In recent years, there’s been a renewed interest in introducing a public healthcare option that can compete with private insurance companies for US consumers. Advocates argue such an option would lower insurance premiums and help control the overall cost of healthcare.
“People who are for this option say that public firms may help discipline the market when there are not enough incentives through competition,” explains Cristóbal Otero, assistant professor of economics at Columbia Business School. “On the other hand, critics say state options are inefficient, they lower quality, and more importantly, they can be captured by political interests.”
When it comes to the actual impact of a public option in any industry — whether in healthcare, insurance, noncommercial banking, or another sector — there’s plenty of theoretical literature but very little empirical evidence, Otero says. He hopes to help close that research gap.
His recent work has found that state-run pharmacies in Chile offered drugs at one-third the price of private competitors and offered the government an 8 percent return on investment.

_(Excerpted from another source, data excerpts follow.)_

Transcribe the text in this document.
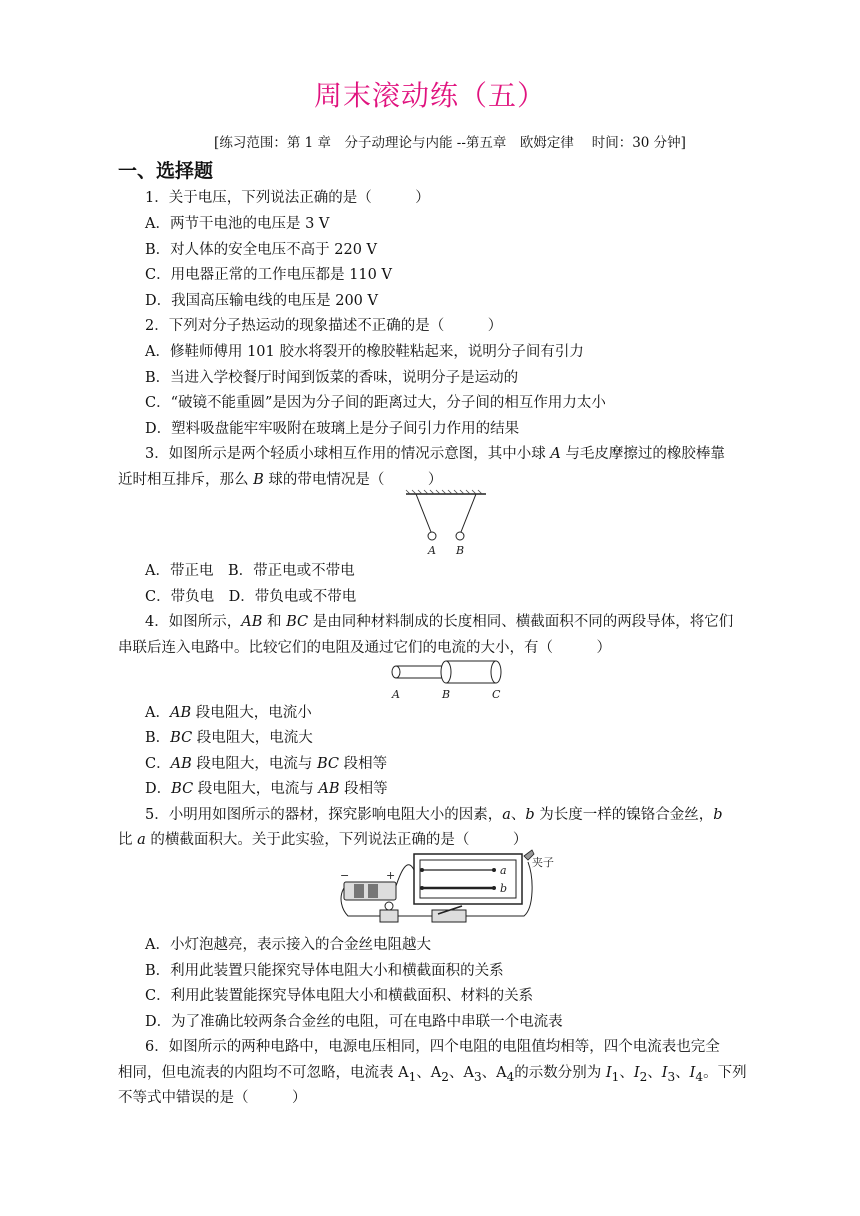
周末滚动练（五）
[练习范围：第 1 章　分子动理论与内能 --第五章　欧姆定律　 时间：30 分钟]
一、选择题
1．关于电压，下列说法正确的是（　　　）
A．两节干电池的电压是 3 V
B．对人体的安全电压不高于 220 V
C．用电器正常的工作电压都是 110 V
D．我国高压输电线的电压是 200 V
2．下列对分子热运动的现象描述不正确的是（　　　）
A．修鞋师傅用 101 胶水将裂开的橡胶鞋粘起来，说明分子间有引力
B．当进入学校餐厅时闻到饭菜的香味，说明分子是运动的
C．“破镜不能重圆”是因为分子间的距离过大，分子间的相互作用力太小
D．塑料吸盘能牢牢吸附在玻璃上是分子间引力作用的结果
3．如图所示是两个轻质小球相互作用的情况示意图，其中小球 A 与毛皮摩擦过的橡胶棒靠
近时相互排斥，那么 B 球的带电情况是（　　　）
A B
A．带正电　B．带正电或不带电
C．带负电　D．带负电或不带电
4．如图所示，AB 和 BC 是由同种材料制成的长度相同、横截面积不同的两段导体，将它们
串联后连入电路中。比较它们的电阻及通过它们的电流的大小，有（　　　）
A	B	C
A．AB 段电阻大，电流小
B．BC 段电阻大，电流大
C．AB 段电阻大，电流与 BC 段相等
D．BC 段电阻大，电流与 AB 段相等
5．小明用如图所示的器材，探究影响电阻大小的因素，a、b 为长度一样的镍铬合金丝，b
比 a 的横截面积大。关于此实验，下列说法正确的是（　　　）
−	+	a
b
夹子
A．小灯泡越亮，表示接入的合金丝电阻越大
B．利用此装置只能探究导体电阻大小和横截面积的关系
C．利用此装置能探究导体电阻大小和横截面积、材料的关系
D．为了准确比较两条合金丝的电阻，可在电路中串联一个电流表
6．如图所示的两种电路中，电源电压相同，四个电阻的电阻值均相等，四个电流表也完全
相同，但电流表的内阻均不可忽略，电流表 $A_1$、$A_2$、$A_3$、$A_4$的示数分别为 $I_1$、$I_2$、$I_3$、$I_4$。下列
不等式中错误的是（　　　）
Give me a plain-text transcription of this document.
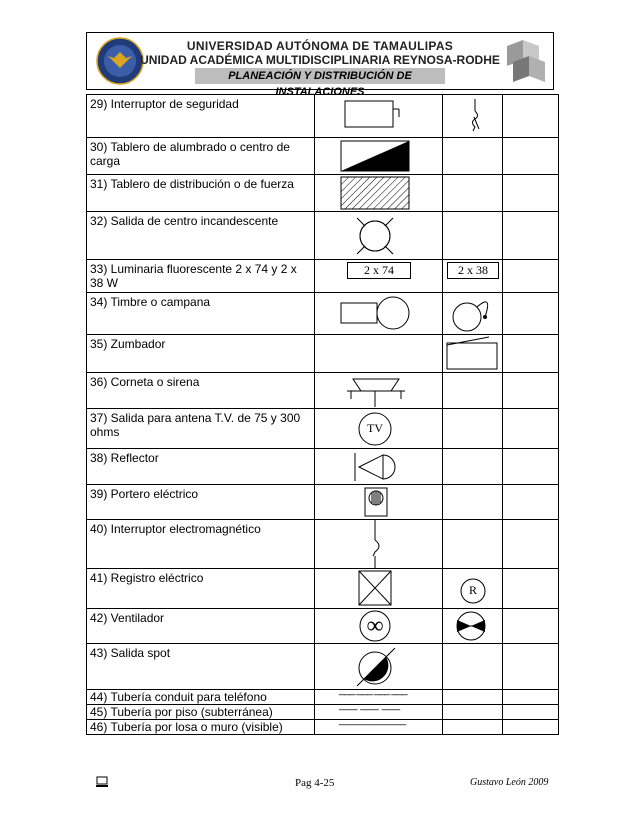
UNIVERSIDAD AUTÓNOMA DE TAMAULIPAS
UNIDAD ACADÉMICA MULTIDISCIPLINARIA REYNOSA-RODHE
PLANEACIÓN Y DISTRIBUCIÓN DE INSTALACIONES
29) Interruptor de seguridad	

30) Tablero de alumbrado o centro de carga	

31) Tablero de distribución o de fuerza	

32) Salida de centro incandescente	

33) Luminaria fluorescente 2 x 74 y 2 x 38 W	2 x 74	2 x 38	

34) Timbre o campana	

35) Zumbador		

36) Corneta o sirena	

37) Salida para antena T.V. de 75 y 300 ohms	TV		

38) Reflector	

39) Portero eléctrico	

40) Interruptor electromagnético	

41) Registro eléctrico		R	

42) Ventilador	∞

43) Salida spot	

44) Tubería conduit para teléfono	___ ___ ___ ___		

45) Tubería por piso (subterránea)	___ ___ ___		

46) Tubería por losa o muro (visible)	___________		

Pag 4-25	Gustavo León 2009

Still, only 4 percent of consumers switched to the public option, illuminating some important constraining factors.
How the research was done: Otero and his co-researchers looked to Chile as a case study in the introduction of a public healthcare option — specifically, the large-scale, decentralized introduction of state-run retail pharmacies, which entered around half the nation’s counties between 2015 and 2018. “Before the entry of these public firms, it was well documented that the retail drug market in Chile was super-concentrated,” Otero says. Furthermore, in 2008, the three largest pharmaceutical chains had been involved in a collusion scandal. “So you have a market that could be disciplined by a public firm,” he adds. “It's a case study where a public option makes sense.”
Using a quasi-experimental approach combined with a field experiment to study market outcomes and political preference, the researchers analyzed prescription drug costs at both public and private pharmacies, as well as consumer behavior and municipal spending.
What the researcher found: State-owned firms emerged as a significantly lower-cost alternative to private pharmacies, providing drugs at a third of the cost of private companies. A small but significant portion of consumers responded to the change: Eighteen months after opening, researchers found, the average public pharmacy had shifted 4 percent of sales away from its private competitors, and the consumers who switched to public pharmacies saved an average of $150 on drugs yearly. The biggest effect, though, was on consumers living with chronic illnesses, who saved $550 yearly. In Chile, Otero says, this is close to the median monthly wage.
The private pharmacies responded as well: The researchers found that after the public pharmacies opened, drug prices increased in the private sector by 1 percent and consumers who stayed with their private pharmacy paid about $2 more per year on average.
The researchers believe people stayed at private pharmacies because of the lower quality of state-run pharmacies. For example, compared to private competitors, public firms required consumers to travel further distances, carried fewer brands of drugs, and had more restrictive operating hours and longer wait times.
From the standpoint of municipal spending, the research team also found that the benefit of the public policy — the overall consumer savings — outweighed the cost of introducing the option by a sizable 8 percent.
Why it matters: The results of this study offer empirical evidence that a public option could be beneficial for consumers when the government has a cost advantage relative to the private sector.
However, Otero says the findings also serve as a warning for any government approaching a public option: If a state wants more than 4 percent of consumers to make the switch to a public option, details are important.
“It would have been really different if these public pharmacies had, say, better opening times and more variety,” he says. “So, when thinking about introducing a public option, it can be a very effective policy to provide important products and services, such as, for example, healthcare insurance in the United States at more affordable rates. But advocates of this option should keep in mind that these need to be designed in a manner that is appealing to consumers to ensure that they actually adopt it.”